Pollution
Humain
Environnement
Economique

An employee died from antimony pentachloride (SbCl5) exposure on a chemical site after removing a plug from a 1-ton cylinder he believed to be empty. The substance is used as catalyst and becomes “spent” when contaminated by residual material from the reaction. A company in Colorado regenerates the spent catalyst and returns it “fresh” to the site.

The cylinder, containing “used” SbCl5 to be regenerated, was initially shipped from a “sister” plant of the same operator in California (that had been closed down since) to the facility in Colorado ; it was shipped as “empty” although its gross weight was 2 t. The cylinder was rejected by the regenerating company because it did not meet company specifications. Since the company had no formal procedure for handling rejected material, the cylinder was labelled and shipped as R-22 refrigerant gas (without positive identification of the contents) to the facility in Louisiana.

Upon arrival, the cylinder was neither tested nor weighted and the weight on the shipping document was not checked (the gross weight of a full R22 cylinder being 1.3 t and the arriving cylinder weighting 2 t, the check could have identified a problem). Furthermore, the cylinder -though full of material – was placed in the empty refrigerant cylinder storage area.

When the operator prepared the cylinder (which he believed empty of R22 refrigerant !) in order to send it to offsite testing, he used an impact wrench to remove a plug (valves could not open due to build-up of corrosion products) and was sprayed with its contents at 1:30 pm. Employees saw a large cloud in the ton-cylinder area and recognized the odour of antimony pentachloride; one employee sounded the plant alarm and activated the nearby water deluge towers to knock the vapours down. They assisted their colleague into an emergency shower for decontamination ; the man was sent to the hospital where he died the next day.

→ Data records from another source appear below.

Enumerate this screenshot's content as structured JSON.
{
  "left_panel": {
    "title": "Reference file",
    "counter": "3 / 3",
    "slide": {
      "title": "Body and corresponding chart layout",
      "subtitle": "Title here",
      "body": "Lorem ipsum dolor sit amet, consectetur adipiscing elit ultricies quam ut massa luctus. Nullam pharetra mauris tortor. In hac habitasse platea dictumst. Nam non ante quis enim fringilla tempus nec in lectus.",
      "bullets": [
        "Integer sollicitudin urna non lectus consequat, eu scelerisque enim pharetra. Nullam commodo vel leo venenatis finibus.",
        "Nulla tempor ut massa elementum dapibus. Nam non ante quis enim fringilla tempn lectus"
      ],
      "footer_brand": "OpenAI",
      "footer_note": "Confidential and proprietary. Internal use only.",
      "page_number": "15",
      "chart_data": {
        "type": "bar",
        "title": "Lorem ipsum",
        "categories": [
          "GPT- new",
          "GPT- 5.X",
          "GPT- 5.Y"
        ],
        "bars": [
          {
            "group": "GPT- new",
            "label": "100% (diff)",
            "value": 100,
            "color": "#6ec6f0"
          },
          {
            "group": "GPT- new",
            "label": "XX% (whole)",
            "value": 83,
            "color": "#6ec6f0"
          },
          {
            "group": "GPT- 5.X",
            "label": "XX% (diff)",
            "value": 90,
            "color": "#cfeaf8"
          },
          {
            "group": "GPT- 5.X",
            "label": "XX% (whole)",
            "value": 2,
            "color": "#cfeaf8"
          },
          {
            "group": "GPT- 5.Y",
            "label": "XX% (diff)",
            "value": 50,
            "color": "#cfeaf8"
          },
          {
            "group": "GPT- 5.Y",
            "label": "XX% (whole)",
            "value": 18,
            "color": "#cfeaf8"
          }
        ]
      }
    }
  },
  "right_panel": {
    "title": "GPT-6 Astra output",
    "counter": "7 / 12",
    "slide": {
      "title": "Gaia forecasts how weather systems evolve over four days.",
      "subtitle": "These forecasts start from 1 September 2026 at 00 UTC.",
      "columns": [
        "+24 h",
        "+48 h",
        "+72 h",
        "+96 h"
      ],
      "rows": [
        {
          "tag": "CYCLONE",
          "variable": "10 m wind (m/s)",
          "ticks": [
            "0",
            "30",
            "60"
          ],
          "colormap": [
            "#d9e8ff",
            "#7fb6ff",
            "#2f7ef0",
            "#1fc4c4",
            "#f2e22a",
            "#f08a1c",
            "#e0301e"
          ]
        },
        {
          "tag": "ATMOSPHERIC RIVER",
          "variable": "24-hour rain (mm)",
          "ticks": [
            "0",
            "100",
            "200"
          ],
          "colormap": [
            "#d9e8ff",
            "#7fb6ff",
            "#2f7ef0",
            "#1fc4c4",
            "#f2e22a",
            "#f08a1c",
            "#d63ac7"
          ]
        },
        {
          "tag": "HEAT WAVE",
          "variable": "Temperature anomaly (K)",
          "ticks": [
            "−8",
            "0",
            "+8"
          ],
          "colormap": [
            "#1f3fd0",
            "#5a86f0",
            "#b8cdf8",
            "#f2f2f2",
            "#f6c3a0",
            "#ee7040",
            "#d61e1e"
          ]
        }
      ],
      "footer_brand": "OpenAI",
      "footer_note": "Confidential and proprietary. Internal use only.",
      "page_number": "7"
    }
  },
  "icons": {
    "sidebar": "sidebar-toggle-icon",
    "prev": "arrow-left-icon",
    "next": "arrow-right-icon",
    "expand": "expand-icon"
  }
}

The cloud filled the area around the cylinder rack and was visible from offsite. Neighbours directly to the southeast of the facility noticed a strong odour. Plant employees were evacuated, and the plant emergency response team, dressed in appropriate personal protective equipment (PPE), entered the area to plug the cylinder.

The US CSB investigated the case and pointed out that :

1/ the company had no program to identify and address potential hazards in the ton-cylinder area. Procedures and training did not adequately prepare the ton-cylinder operator so that he could recognize a non-routine situation and its related SbCl5 cylinders, he likely did not know the difference between these cylinders (fitted only with fusible plugs) and refrigerant cylinders (fitted with at least one pressure relief valve).

2/ Neither companies had any systematic processes for positively verifying the contents of the cylinders, thus increasing the risks of mislabelling.

3/ The procedures for receiving ton cylinders were not adequate to identify abnormal cylinders and to prevent a full cylinder being placed in a area reserved for empty ones.

4/ Day-to-day operator practices and operator training did not conform to the standard operating procedures for handling R-22 cylinders that specified that R-22 cylinders should not be sent to the vent pipe at the ton-cylinder area. If work practices in this area had followed written procedures, the cylinder would not have been brought to the ton-cylinder area.

2 other accidents occurred on the same plant in less than 4 weeks (ARIA 23694 and 23081).